By working to extend Alzheimer’s and brain health research to underrepresented groups, the project will build upon findings and actively engage with populations to fill the gaps in knowledge of how dementia manifests in different ancestries.
The hope is that the NADR will uncover more variants like the APOE ε3 R145C variant, which is present in more than 4% of African Americans but rarely in people of European descent. When paired with the ε4 allele, the R145C variant triples the likelihood of those of African descent developing Alzheimer’s.
Knowledge like this underscores the need to diversify research and the risks associated with relying on our current datasets.
The future of dementia research is diverse
As neurodegenerative diseases like Alzheimer’s continue to impact people at an alarming rate, diverse genomics holds the key to reducing the global burden of these diseases and unlocking new therapies.
To achieve the depth of analysis required to understand such complex genetic conditions, greater investment in long-read sequencing is required. Equally important is the need for deep and sustained partnerships with universities and research institutions that bring local expertise and are trusted by the communities they serve.

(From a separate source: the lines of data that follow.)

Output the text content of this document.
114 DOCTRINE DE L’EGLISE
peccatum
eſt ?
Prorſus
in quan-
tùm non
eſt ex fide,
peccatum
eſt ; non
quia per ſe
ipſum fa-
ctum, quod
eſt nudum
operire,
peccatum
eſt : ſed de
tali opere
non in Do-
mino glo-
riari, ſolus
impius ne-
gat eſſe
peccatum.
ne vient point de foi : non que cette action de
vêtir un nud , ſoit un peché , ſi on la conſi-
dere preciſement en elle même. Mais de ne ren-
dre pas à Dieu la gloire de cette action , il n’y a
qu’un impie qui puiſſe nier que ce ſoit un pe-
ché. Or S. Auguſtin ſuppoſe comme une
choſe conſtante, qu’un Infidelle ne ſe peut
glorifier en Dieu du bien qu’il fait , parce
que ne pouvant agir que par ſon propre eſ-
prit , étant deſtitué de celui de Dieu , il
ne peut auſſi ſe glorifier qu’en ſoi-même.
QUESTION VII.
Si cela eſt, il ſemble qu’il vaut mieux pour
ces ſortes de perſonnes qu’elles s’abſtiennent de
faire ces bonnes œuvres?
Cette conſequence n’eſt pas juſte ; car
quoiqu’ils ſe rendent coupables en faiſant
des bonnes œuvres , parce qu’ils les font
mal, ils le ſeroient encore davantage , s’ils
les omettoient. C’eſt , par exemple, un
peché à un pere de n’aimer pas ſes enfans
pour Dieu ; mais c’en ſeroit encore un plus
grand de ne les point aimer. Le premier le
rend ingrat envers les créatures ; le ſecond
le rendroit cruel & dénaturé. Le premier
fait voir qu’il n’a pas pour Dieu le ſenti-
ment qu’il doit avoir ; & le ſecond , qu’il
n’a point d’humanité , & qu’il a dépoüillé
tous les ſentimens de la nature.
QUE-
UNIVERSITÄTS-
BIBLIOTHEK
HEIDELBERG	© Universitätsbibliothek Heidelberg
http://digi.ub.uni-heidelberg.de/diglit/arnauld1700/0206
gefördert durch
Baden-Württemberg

To boost participation from the public, there must be further investment in education and raising awareness around why their involvement in genomics projects matters, including how it will contribute to their future health and broaden research diversity.
Without new contributions, there is a significant risk of building a stunted future of medicine that only works for some. But with broader input, diverse datasets can be built that will help tackle the growing issue of neurogenerative diseases and equitably improve worldwide health.